PLOT: Homicidal maniac Art the Clown returns to ruin another Halloween – and this time he seems destined to clash with a young woman named Sienna, who is celebrating the holiday in an angel warrior costume.
REVIEW: Writer/director Damien Leone has been telling stories that involve his maniacal creation Art the Clown ever since shooting a short film called The 9th Circle back in 2006. A short that ended up being one of the segments in his 2013 anthology film All Hallows’ Eve, which had Art or references to Art dispersed throughout its 83 minute running time. The character really captured the horror community’s heart and imagination when Leone made the 2016 feature Terrifier, a simple slasher that mostly took place in one location and featured Art making a mess of several people over the course of its 84 minutes. Now Art is back in Terrifier 2 – and the fact that Leone has already been telling Art stories for sixteen years may make it easier to understand why this first sequel feels like the sort of off-the-rails sequel you don’t usually reach until much later in a franchise.
Terrifier 2 sports a running time of 138 minutes, but don’t let that lead you to believe there’s a lot more going on in this movie than in the average slasher. The story Leone tells with this movie and the events we’re shown could have easily played out over 90 minutes, but instead it’s dragged out for 48 minutes longer than it needed to be. Scenes go on and on, and the running time is padded with trippy supernatural / hallucinatory sequences. For some reason, there’s an attempt to build up the clash between Art and the film’s final girl as some kind of epic battle that has been prophesied and involves a magical sword, but it’s not properly explained and doesn’t make any sense. Maybe Leone wants to save the explanations for a Terrifier 3 – but with 138 minutes to work with on this one, he had plenty of time to give the explanations here. Imagine if the Friday the 13th franchise had jumped directly from part 1 or 2 into the supernatural insanity of Jason Goes to Hell, and didn’t bother to tell us why things had suddenly gotten so weird. That’s kind of what it’s like to watch Terrifier 2. There are so many “latter sequel” type elements packed into this, it almost feels like Leone wanted to run the franchise into the ground already.
If there’s a saving grace to Terrifier 2, it’s the performances of the leads. David Howard Thornton, who took over the role of Art in the first Terrifier film, reprises the role here, and is brilliant as the silent killer who gets a lot of entertainment out of tearing people to pieces. Lauren LaVera is our heroine Sienna, who has put together a warrior angel Halloween costume that’s inspired by a comic book-style character her late artist father created for her.
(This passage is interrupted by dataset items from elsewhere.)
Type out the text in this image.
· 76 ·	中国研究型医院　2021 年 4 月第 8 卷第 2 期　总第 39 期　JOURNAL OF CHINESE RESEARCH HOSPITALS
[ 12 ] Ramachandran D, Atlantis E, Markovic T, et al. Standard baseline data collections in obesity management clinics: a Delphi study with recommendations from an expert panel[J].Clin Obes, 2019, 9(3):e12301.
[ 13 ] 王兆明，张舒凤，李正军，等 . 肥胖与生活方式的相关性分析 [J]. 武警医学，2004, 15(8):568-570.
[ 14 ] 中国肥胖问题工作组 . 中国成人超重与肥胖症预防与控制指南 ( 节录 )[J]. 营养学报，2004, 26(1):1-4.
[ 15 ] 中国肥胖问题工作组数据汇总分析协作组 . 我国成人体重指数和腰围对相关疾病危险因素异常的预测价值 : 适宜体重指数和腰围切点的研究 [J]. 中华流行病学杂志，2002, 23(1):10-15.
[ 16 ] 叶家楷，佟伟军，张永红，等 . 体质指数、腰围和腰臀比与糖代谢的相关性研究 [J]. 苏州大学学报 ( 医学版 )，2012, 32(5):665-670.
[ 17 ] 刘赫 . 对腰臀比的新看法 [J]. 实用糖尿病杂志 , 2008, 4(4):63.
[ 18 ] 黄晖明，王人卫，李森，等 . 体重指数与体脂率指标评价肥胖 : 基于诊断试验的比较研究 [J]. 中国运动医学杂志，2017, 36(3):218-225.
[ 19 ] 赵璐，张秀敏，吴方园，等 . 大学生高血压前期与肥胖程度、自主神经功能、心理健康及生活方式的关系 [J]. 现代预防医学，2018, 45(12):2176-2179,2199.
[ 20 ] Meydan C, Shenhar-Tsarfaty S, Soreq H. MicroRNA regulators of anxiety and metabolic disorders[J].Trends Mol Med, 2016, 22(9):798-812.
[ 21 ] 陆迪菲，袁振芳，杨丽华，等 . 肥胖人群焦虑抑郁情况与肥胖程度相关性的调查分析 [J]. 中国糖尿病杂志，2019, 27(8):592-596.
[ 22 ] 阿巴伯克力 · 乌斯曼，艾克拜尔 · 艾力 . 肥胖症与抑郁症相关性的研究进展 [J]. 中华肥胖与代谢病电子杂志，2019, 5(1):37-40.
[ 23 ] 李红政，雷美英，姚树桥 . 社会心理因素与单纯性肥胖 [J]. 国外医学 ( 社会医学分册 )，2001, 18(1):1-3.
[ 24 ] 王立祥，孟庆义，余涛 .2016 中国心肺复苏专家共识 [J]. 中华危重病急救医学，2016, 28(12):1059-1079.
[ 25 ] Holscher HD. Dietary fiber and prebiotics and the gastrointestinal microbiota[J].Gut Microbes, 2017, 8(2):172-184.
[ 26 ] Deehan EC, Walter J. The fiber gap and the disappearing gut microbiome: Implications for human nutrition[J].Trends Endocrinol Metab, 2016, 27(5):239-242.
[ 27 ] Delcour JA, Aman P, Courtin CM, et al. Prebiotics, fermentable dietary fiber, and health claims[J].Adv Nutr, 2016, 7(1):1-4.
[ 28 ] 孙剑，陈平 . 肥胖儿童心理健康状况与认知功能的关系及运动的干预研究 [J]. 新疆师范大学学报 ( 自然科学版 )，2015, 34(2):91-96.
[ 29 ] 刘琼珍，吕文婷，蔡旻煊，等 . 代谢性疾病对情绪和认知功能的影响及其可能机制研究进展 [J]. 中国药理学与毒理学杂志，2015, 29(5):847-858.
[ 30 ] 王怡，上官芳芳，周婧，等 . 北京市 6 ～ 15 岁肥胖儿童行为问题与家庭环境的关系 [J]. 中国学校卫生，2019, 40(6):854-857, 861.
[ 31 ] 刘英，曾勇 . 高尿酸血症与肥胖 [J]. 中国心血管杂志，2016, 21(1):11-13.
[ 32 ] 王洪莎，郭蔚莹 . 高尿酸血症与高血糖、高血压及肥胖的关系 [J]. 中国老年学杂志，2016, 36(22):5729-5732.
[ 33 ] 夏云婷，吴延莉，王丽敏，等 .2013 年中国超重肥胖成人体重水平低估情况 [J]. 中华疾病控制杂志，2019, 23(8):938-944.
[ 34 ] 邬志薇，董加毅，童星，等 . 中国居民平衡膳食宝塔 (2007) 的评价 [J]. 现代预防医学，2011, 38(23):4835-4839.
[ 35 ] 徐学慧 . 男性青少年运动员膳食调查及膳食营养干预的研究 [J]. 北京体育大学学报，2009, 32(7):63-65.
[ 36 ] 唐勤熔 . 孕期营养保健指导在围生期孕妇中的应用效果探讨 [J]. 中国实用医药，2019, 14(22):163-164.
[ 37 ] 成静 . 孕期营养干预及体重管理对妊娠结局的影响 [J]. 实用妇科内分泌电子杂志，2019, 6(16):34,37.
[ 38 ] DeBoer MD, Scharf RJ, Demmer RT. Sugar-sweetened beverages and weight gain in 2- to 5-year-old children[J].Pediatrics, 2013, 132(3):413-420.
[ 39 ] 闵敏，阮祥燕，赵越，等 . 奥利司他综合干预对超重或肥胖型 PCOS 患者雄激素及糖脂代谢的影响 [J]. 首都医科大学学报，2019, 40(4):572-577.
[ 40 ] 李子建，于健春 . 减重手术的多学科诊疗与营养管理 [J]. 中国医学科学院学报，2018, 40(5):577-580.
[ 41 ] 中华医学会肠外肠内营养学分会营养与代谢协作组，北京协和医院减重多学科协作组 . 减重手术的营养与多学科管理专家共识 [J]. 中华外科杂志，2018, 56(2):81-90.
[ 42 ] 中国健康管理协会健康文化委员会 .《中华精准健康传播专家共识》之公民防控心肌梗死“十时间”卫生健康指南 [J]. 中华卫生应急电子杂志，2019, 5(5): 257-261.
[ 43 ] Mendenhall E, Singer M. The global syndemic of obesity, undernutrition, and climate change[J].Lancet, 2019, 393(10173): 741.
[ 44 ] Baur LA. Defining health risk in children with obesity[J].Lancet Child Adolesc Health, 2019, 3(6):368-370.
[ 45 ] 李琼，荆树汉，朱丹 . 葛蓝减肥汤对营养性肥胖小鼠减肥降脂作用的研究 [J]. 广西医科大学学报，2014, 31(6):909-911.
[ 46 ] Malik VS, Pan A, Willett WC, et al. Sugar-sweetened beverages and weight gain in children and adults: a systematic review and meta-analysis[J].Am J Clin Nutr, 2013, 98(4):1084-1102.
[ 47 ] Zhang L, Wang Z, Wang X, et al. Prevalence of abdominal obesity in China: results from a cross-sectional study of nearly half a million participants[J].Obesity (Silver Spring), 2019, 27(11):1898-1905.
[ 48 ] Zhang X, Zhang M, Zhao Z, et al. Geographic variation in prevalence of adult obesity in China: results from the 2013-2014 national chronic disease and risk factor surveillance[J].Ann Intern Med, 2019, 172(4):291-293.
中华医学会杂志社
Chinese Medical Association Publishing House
Sienna isn’t a particularly interesting character, nobody in the movie really is (and some of them are quite annoying), but LaVera comes off like a badass when she has a showdown with Art while wearing that costume and wielding her magical sword. Watching the movie, I had the feeling that we’re going to see a lot more of LaVera in the future, and she’s probably going to be kicking ass in the projects she shows up in. Now I see that her IMDb biography mentions, “aside from her acting career, Lauren has 19+ years experience in martial arts including Taekwon-Do, Jiu Jitsu, Kun Khmer, Wushu, and Muay Thai”. She has studied boxing and kickboxing, and has weapon and firearms training. Yeah, she’s definitely an action heroine in the making – and she has already entered the Marvel world, as she played a character with martial arts skills in an episode of the Netflix series Iron Fist.
Sleepaway Camp’s Felissa Rose, Cobra Kai’s Griffin Santopietro, professional wrestler Chris Jericho, and Halloween 5’s Tamara Glynn show up for very quick cameos – and the nod to Halloween 5 is the most fitting, because there are aspects of Terrifier 2 that reminded me of that film. Sienna has a couple friends who are so irritating and stupid, it made me think of how much a lot of viewers hate the teen characters in Halloween 5. Aside from Sienna, the new character fans will probably enjoy the most is Art’s sidekick The Little Pale Girl (Amelie McLain), who is a female child version of Art that he plays pattycake and dissects animal corpses with. She’s another thing in the movie that doesn’t make any sense, but she’s creepy to look at.
Of course, you can’t talk about a Terrifier movie without talking about the gore and brutality. Some of Terrifier 2’s interminable running time is dedicated to showing us gore-soaked slasher kills, and Leone made sure to make them look as disgusting as possible. A few of these kills are ridiculously drawn out, much like the movie itself.
I found All Hallows’ Eve to be entertaining, and really enjoyed Terrifier. I was glad to see that movie catch on with the public the way it did. But Terrifier 2 was a letdown for me. There are definitely some cool things about the movie – Thornton is awesome, LaVera has a bright future, I loved the synth score by Paul Wiley – but it was way too long and nonsensical. It’s not interesting enough to sustain the bloated running time, so getting through it felt like a slog. It’s the kind of sequel you would expect to have a number like 7, 8, or 9 attached to it… and yet it’s just a number 2.
Terrifier 2 will be in theaters on October 6th, from Cinedigm in partnership with Iconic Events.